In this paper, we consider an angiogenesis free boundary tumor model with external periodic nutrient supply. The model is in the form of a reaction–diffusion equation describing the concentration of nutrients $\sigma$ and an elliptic equation describing the distribution of the internal pressure $p$. The vasculature provides a periodic supply of nutrients to the tumor at a rate proportional to $\beta$, so that $\frac{\partial \sigma }{\partial \mathbf{n}}+\beta (\sigma -\varphi \left(t\right))=0$ holds on the boundary, where $\varphi \left(t\right)$ is the nutrient concentration outside the tumor. Here $\varphi \left(t\right)$ is a periodic function with period $T$ and satisfies $\varphi \left(t\right)=\varphi (t+T)$. A parameter $\mu$ in the model expresses the “aggressiveness” of the tumor.
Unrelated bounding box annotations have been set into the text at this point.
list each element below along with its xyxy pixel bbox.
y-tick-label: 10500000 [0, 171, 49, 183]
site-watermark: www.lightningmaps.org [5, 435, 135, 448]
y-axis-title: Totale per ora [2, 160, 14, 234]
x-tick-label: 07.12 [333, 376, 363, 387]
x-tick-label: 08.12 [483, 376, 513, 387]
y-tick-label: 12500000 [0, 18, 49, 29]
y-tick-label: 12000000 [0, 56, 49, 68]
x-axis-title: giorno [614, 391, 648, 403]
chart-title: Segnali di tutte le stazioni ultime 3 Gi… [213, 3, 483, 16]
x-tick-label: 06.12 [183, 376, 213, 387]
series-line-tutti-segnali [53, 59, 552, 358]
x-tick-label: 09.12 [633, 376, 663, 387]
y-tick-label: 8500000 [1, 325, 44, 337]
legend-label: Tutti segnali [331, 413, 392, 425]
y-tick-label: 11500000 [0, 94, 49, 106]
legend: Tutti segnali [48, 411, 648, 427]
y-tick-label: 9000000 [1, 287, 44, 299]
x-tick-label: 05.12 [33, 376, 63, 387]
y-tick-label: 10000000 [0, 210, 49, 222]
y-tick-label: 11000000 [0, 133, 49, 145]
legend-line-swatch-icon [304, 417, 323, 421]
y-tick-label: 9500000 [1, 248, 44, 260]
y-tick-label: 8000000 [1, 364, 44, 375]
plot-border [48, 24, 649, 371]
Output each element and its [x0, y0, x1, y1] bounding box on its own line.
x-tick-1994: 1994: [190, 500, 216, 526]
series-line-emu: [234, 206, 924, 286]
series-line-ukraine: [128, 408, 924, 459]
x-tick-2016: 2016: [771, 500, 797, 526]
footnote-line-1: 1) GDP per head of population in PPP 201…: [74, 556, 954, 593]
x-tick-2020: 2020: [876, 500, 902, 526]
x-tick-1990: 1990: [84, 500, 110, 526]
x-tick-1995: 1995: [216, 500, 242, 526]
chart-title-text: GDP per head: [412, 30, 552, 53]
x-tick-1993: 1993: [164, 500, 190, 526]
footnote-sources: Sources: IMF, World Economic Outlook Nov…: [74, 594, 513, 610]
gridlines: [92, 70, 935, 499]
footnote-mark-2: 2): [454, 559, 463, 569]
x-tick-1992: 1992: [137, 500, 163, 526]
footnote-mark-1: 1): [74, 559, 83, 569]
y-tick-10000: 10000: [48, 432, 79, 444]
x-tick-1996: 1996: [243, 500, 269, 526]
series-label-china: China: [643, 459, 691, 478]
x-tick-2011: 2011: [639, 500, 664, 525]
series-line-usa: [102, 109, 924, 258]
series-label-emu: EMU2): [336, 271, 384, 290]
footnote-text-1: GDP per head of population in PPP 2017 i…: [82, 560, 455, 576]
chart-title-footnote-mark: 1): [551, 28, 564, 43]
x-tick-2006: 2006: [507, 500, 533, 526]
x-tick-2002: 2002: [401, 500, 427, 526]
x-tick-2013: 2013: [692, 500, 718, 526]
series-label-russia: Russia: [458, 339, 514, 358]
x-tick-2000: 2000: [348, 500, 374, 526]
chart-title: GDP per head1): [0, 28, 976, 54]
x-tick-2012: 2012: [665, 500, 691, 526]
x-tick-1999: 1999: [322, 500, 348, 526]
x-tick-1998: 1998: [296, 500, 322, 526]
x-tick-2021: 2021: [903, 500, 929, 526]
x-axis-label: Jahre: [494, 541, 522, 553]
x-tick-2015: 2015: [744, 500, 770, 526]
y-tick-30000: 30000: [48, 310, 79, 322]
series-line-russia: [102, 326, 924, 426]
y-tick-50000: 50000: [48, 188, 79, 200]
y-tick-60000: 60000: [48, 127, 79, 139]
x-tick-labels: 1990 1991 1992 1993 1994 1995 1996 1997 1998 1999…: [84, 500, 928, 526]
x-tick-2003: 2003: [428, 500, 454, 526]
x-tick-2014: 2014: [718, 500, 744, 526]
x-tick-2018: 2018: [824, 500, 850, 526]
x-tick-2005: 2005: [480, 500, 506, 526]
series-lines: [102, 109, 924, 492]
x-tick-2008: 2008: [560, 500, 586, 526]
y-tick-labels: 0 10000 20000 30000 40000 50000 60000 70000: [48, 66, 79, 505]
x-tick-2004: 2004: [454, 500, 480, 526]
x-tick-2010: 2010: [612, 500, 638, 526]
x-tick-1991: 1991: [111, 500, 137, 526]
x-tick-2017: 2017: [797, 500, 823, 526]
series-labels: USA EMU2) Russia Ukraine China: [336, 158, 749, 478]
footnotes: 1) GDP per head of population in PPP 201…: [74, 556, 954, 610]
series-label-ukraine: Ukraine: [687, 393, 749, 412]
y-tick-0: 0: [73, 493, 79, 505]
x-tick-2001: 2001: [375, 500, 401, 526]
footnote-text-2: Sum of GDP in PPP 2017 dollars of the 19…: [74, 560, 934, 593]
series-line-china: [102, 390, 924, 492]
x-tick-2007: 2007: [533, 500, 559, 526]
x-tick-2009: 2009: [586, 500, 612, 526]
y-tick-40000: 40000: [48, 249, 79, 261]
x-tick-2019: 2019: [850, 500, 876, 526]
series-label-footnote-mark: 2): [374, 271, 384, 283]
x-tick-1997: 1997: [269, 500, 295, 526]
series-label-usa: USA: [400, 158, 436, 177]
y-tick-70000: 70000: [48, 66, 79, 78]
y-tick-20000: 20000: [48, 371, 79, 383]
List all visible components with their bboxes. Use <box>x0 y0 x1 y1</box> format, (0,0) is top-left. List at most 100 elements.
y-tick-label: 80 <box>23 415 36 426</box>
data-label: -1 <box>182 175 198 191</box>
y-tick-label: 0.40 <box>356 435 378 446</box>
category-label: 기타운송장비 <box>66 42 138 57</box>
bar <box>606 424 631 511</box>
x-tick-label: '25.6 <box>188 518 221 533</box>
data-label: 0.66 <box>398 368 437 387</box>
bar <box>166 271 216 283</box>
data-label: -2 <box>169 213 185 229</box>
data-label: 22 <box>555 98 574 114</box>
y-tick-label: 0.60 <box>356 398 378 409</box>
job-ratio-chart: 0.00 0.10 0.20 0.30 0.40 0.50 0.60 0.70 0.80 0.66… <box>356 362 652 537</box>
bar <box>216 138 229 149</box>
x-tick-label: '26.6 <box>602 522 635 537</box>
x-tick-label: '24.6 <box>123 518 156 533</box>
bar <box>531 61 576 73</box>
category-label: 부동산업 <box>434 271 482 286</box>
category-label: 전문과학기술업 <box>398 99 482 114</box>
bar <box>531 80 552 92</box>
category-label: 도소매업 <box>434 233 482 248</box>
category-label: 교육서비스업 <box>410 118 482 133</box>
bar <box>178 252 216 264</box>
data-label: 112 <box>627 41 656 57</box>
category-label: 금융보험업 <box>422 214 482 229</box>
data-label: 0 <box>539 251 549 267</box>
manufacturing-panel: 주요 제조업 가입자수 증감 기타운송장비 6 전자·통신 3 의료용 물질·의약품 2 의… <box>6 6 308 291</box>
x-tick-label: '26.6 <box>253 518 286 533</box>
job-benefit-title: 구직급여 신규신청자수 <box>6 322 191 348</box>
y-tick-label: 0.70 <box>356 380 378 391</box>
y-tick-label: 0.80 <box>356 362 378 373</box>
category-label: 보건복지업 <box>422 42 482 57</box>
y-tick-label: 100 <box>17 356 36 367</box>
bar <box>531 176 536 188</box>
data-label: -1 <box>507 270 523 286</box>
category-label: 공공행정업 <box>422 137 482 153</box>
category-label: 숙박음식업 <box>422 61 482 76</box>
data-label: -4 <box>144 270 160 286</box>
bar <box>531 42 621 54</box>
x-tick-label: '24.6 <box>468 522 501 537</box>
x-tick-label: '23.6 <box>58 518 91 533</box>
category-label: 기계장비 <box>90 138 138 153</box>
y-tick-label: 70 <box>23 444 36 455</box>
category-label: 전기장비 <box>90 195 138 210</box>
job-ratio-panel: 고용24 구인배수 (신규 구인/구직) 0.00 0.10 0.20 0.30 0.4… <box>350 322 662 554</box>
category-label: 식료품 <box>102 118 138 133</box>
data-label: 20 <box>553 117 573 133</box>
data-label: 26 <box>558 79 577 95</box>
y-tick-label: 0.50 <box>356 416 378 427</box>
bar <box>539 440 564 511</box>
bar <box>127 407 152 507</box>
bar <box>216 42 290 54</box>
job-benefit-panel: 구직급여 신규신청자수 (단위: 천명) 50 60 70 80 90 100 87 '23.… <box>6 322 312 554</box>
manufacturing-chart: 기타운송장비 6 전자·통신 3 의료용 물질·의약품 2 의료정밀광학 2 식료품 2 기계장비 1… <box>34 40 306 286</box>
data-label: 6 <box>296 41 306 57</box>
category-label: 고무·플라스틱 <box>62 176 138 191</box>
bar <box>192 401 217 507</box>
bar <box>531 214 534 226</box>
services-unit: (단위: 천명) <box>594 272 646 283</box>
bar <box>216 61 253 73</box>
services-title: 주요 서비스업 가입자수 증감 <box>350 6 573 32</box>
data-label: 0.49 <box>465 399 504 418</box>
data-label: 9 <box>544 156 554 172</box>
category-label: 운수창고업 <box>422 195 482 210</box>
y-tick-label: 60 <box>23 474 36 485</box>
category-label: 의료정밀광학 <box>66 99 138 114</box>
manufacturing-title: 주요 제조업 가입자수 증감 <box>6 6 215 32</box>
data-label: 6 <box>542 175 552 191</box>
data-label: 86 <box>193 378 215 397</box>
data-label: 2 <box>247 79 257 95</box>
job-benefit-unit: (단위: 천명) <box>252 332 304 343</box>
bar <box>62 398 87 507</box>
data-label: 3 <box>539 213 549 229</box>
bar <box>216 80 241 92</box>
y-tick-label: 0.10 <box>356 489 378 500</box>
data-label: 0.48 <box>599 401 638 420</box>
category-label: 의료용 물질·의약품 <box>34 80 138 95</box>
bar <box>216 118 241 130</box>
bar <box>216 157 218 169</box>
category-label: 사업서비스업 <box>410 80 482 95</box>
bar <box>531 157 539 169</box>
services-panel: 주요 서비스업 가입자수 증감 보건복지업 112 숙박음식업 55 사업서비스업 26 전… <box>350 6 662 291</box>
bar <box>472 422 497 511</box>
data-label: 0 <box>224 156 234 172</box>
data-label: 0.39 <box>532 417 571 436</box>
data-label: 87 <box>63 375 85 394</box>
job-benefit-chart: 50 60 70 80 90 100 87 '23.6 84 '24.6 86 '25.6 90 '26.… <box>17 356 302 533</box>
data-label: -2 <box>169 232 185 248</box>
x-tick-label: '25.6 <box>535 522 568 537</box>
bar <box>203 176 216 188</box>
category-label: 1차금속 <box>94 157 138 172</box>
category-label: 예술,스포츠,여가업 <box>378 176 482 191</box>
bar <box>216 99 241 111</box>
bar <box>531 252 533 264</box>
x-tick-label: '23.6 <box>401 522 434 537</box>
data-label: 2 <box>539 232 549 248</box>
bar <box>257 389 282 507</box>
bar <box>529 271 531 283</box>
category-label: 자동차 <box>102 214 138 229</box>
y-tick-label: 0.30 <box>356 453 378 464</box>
We prove that under non-radially symmetric perturbations, there exists a ${\mu }_{\ast }>0$ such that the $T$-periodic solution is linearly stable for $\mu <{\mu }_{\ast }$, and is linearly unstable for $\mu >{\mu }_{\ast }$.

在本文中，我们考虑具有外部周期性营养供应的无血管生成边界肿瘤模型。该模型采用反应扩散方程式的形式描述营养素的浓度$\sigma$ 和描述内部压力分布的椭圆方程 $p$。脉管系统以与肿瘤成比例的速率为肿瘤提供周期性的营养$\beta$， 以便 $\frac{\partial \sigma }{\partial \mathbf{ñ}}+\beta （\sigma -\varphi （Ť））=0$ 保持在边界上 $\varphi （Ť）$是肿瘤外的营养物浓度。这里$\varphi （Ť）$ 是周期的周期函数 $Ť$ 并满足 $\varphi （Ť）=\varphi （Ť+Ť）$。一个参数$\mu$在模型中表达了肿瘤的“侵略性”。我们证明在非径向对称扰动下，存在一个${\mu }_{\ast }>0$ 这样 $Ť$周期解对于 $\mu <{\mu }_{\ast }$，并且对于 $\mu >{\mu }_{\ast }$。